Sempre gostei de quebra-cabeças e
a lembrança mais viva que tinha daquele país vinha das fotos assépticas de
paisagens estampadas nas peças de montar, além do queijo furado. Não sabia se
achava bonito ou vazio (o vazio pode ser bonito, mas não aqui).
Em tempos de Brasil ‘rico’, logo
surgiram prefeitos falsos progressistas que escolheram convencer o mundo de nosso
avanço pelo meio mais fácil,
construindo (ou tentando construir) cidades maquetes.
No caso do Rio de Janeiro, tudo
começou pela orla: foi-se a vegetação rasteira nativa, chegaram as ciclovias. E
a coisa foi se espalhando, e tomando a cidade, prefeito a prefeito, como se
vivêssemos dentro de um Simcity Rio (a
frustrada sede do Guggenheim e a fantasmagórica Cidade das Artes são tristes
exemplos).
Após a confirmação da cidade como
sede dos Jogos Olímpicos 2016 e palco da final da Copa do Mundo de 2014, a
transformação chegou a níveis impensáveis, alavancando a especulação
imobiliária e outros males, dentre os quais, a modificação agressiva e sem
critério de muitos cantos da cidade.
Não sou saudosista, mesmo porque
sequer tenho idade para tanto, e por isso deixo de fora da conversa a reforma
do Maracanã, que já tive o prazer de conhecer reformado. Falo da cidade mesmo,
de uma forma geral. Fico com a impressão de que sofremos da síndrome da atriz
vaidosa que, inconformada com a velhice, prefere preencher com botox as marcas da sua
identidade estampadas no rosto.
Havia poucas, mas boas
referências históricas espalhadas por aí. O casario da Rua da Carioca, os
Cortiços da zona da Lapa, o Morro da Conceição e os sobrados da área da
Gamboa/Saúde, local aonde quero chegar.
Trabalho na Praça Mauá,
localidade que sofre rápida reforma com o objetivo principal de derrubar o Viaduto
da Perimetral e jogar os carros pra baixo da terra. E onde ainda existe (ou
persiste) boa parte de sobrados que deveriam dar à cidade uma marca
arquitetônica, uma referência temporal importante para a criação de uma
identidade ao longo do tempo.
Não à toa, no início das
escavações para a construção de um túnel na região, foi encontrado um verdadeiro
tesouro arqueológico que pode ajudar a contar a história da ocupação da cidade,
remontando ao século XVIII. As obras pararam, o tesouro enterrado foi recolhido
e catalogado, mas o tesouro exposto menosprezado. Os prédios antigos dão lugar
a modernos monstros de vidro
espelhado que refletem nosso rosto estupefato em cada esquina.

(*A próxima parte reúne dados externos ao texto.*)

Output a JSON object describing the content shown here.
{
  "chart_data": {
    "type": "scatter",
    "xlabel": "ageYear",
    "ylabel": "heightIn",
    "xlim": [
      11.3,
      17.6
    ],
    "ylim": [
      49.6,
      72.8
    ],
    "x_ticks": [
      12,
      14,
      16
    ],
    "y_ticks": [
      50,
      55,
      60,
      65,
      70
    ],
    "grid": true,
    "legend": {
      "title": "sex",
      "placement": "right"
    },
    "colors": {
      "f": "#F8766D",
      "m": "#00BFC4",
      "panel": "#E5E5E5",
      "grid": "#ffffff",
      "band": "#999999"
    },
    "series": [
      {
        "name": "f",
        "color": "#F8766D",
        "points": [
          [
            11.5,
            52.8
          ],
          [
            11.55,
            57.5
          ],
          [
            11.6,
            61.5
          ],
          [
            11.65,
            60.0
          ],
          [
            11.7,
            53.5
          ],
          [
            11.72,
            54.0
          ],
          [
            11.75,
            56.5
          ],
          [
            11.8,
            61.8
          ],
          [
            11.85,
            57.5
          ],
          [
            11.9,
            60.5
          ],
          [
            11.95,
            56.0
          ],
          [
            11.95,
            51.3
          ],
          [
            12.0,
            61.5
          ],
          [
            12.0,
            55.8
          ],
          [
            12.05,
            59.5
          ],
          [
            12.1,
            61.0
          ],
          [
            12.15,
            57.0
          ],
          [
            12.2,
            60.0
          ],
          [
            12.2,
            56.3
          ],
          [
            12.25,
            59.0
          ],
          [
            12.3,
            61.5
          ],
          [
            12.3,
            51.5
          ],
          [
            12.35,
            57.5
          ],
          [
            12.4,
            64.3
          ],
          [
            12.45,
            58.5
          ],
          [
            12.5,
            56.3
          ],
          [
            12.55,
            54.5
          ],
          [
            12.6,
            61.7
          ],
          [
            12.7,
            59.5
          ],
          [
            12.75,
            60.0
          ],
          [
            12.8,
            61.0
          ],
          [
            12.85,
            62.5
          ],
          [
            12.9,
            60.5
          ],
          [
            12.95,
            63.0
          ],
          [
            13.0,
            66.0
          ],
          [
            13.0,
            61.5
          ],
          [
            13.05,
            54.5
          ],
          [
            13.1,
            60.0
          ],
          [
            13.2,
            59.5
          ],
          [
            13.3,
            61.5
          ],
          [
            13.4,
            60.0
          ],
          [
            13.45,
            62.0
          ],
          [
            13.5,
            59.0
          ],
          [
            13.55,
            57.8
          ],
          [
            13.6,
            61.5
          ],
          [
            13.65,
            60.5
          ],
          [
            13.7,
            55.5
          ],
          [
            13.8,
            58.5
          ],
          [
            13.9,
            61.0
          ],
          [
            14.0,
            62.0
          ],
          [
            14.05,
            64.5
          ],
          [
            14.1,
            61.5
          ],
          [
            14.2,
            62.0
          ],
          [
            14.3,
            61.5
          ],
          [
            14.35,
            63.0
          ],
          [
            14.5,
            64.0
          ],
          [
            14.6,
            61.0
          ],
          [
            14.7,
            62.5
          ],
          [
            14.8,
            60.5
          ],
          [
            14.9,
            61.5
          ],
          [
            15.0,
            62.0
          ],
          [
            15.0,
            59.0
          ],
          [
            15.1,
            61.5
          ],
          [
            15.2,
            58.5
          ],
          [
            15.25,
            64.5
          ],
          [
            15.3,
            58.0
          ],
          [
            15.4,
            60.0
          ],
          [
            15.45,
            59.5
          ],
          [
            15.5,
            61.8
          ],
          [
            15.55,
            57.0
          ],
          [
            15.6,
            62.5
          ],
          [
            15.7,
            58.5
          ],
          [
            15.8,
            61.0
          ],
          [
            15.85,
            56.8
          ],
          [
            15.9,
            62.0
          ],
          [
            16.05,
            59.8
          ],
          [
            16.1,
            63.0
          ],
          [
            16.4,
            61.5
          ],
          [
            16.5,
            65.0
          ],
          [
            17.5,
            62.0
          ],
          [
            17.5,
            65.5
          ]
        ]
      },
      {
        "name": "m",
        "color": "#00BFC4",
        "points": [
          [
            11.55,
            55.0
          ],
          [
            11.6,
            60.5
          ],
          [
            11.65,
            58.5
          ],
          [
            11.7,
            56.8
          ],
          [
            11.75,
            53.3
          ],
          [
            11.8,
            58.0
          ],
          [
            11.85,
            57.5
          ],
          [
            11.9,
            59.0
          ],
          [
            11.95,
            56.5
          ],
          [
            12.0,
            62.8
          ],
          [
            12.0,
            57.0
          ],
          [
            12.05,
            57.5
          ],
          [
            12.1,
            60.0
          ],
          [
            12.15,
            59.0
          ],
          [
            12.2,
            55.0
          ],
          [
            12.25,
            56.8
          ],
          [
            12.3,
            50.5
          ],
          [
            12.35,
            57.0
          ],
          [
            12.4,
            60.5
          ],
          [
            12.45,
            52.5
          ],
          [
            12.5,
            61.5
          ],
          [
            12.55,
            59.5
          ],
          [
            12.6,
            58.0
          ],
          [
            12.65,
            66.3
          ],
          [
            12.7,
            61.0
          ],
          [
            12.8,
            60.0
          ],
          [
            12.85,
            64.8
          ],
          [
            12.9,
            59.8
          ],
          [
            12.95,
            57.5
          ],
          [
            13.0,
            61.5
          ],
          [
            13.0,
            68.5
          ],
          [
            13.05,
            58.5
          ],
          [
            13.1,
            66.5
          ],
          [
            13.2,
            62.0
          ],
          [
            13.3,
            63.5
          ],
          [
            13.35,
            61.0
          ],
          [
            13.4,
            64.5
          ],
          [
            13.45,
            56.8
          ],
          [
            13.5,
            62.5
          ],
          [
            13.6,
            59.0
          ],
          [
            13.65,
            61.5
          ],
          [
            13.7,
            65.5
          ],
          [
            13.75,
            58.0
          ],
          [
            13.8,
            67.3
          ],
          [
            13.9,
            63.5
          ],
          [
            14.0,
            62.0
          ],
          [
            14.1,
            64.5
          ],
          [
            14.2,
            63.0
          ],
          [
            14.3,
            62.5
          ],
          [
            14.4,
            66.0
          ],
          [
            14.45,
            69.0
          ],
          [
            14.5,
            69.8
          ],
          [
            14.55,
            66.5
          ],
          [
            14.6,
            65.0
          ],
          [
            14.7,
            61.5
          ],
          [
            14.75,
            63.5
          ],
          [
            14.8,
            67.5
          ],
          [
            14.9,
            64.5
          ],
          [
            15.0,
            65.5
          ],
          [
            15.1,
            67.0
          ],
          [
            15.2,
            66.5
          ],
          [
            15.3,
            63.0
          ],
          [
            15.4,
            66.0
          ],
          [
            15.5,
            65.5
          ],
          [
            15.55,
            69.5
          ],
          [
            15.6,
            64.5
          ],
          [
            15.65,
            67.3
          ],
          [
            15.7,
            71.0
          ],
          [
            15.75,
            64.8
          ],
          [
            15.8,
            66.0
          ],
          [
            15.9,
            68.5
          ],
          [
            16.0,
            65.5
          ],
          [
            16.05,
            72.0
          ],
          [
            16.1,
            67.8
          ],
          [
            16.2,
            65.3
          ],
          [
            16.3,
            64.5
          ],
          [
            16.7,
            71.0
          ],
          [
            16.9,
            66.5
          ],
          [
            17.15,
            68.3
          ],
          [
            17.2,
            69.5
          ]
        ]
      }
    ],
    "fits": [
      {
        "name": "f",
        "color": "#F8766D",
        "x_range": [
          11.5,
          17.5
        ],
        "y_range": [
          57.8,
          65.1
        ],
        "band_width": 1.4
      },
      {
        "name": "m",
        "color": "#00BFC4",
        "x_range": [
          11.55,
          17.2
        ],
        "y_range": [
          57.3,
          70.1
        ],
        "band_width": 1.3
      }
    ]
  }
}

Compreendi, então, que a questão
não é achar uma cidade maquete bonita ou feia, boa ou ruim, tão somente por
esse conceito. Num sentido prático, acho que deve ser bom morar numa cidade
limpa e funcional, como as da Suíça.
O que me inquieta é saber que, já
que podemos viver numa maquete, por que não em uma que represente nossa cultura
e conte nossa história? Por que precisamos, ou desejamos, ficar parecidos com
Los Angeles, ou Chicago, ou Boston, ou Tóquio, ou São Paulo, ou todas as
outras, que por sua vez ficam cada vez mais parecidas com nosso lado plástico,
sem gosto, ao invés de seguirmos o exemplo de Roma, Paris, Barcelona, Atenas,
que são atuais sem se render à palidez?
A questão, enfim, transcende à
estética, ao gosto pessoal, o maior perigo é terminarmos playmobil morando numa cidade feita de Lego.
Mercado Municipal de SP:
Um bom exemplo de serviço modernizado num espaço histórico preservado.